O procurador da República do Espírito Santo, Jorge Munhós, também participou da força-tarefa do MPF. Segundo ele, o órgão identificou um documento interno da Samarco de abril de 2015 que previa, em caso de rompimento da barragem, a possibilidade de provocar até 20 mortes, dano ambiental grave e paralisação das atividades da empresa por até dois anos.
Os documentos apontavam risco de falha na implementação e na operação das barragens do Complexo Germano. Segundo Munhós, estes documentos já previam o rompimento por causa do recuo do eixo da ombreira esquerda que geraria a liquefação.
Segundo o MPF, o Conselho de Administração da Samarco e os comitês dos quais a Vale e a BHP participavam sabiam dos problemas apresentados na barragem e não se manifestaram para garantir segurança. Documentos comprovam que a situação de Fundão foi levada a reuniões do Conselho e dos comitês sem que nenhuma medida efetiva tivesse sido tomada.
A Vale, uma das donas da Samarco, repudiou “veementemente” a denúncia apresentada pelo MPF envolvendo a mineradora e seus executivos. A empresa disse que o órgão “desprezou” provas e depoimentos dados neste quase um ano de investigação que mostram que a Vale não tinha conhecimento dos problemas apresentado em Fundão.
A mineradora ainda afirmou que os executivos que participam do Conselho de Administração da Samarco jamais souberam de riscos de rompimento da barragem, sendo que a eles sempre foi assegurada segurança da estrutura.
A Vale afirmou que “adotará firmemente as medidas cabíveis perante o Poder Judiciário para comprovar sua inocência e de seus executivos e empregados e acredita, serenamente, que a verdade e a sensatez irão prevalecer, fazendo-se a devida justiça”.

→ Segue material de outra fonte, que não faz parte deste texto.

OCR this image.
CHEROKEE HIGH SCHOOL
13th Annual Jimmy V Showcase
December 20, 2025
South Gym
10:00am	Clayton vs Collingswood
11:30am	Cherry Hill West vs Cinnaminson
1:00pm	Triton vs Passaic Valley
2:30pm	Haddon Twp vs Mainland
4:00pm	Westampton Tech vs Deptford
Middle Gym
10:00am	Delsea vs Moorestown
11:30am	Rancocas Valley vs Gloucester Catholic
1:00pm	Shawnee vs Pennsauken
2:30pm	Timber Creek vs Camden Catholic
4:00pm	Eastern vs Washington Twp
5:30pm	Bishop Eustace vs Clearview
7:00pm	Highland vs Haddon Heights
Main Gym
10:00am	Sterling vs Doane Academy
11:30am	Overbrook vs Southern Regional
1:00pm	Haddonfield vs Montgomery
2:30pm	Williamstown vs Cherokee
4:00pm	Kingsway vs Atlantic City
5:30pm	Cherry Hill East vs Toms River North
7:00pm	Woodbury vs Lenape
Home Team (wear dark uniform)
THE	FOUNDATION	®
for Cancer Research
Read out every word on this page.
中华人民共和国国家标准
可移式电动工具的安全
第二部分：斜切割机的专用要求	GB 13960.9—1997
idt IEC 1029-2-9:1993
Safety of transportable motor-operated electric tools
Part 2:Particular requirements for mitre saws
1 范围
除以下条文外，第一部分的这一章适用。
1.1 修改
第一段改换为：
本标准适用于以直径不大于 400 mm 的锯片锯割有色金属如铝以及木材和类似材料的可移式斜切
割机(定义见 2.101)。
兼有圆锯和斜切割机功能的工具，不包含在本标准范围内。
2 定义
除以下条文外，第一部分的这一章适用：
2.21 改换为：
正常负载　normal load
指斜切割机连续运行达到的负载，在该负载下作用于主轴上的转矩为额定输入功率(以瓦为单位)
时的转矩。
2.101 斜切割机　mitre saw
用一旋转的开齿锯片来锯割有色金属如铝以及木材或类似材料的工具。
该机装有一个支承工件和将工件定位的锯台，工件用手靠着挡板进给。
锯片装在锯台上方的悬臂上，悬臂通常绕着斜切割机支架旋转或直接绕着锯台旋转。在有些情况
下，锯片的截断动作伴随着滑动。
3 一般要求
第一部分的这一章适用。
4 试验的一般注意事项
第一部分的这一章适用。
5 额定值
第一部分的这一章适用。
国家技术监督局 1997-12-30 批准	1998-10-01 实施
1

Por nota, a VogBR informou que não irá se pronunciar.
Inquérito da Polícia Federal
Na conclusão do inquérito da Polícia Federal, em junho deste ano, oito pessoas e as empresas Samarco, Vale e VogBR foram indiciadas por crimes ambientais e danos contra o patrimônio histórico e cultural.
Foram indiciados: Ricardo Vescovi, diretor-presidente licenciado, Kléber Terra, diretor-geral de operações, Germano Lopes, gerente-geral de projetos, Wagner Alves, gerente de operações, Wanderson Silvério, coordenador técnico de planejamento e monitoramento e Daviely Rodrigues, gerente, todos da Samarco, Rodrigo de Melo, gerente das usinas do Complexo da Alegria, da Vale, e Samuel Paes Loures, engenheiro da VogBR.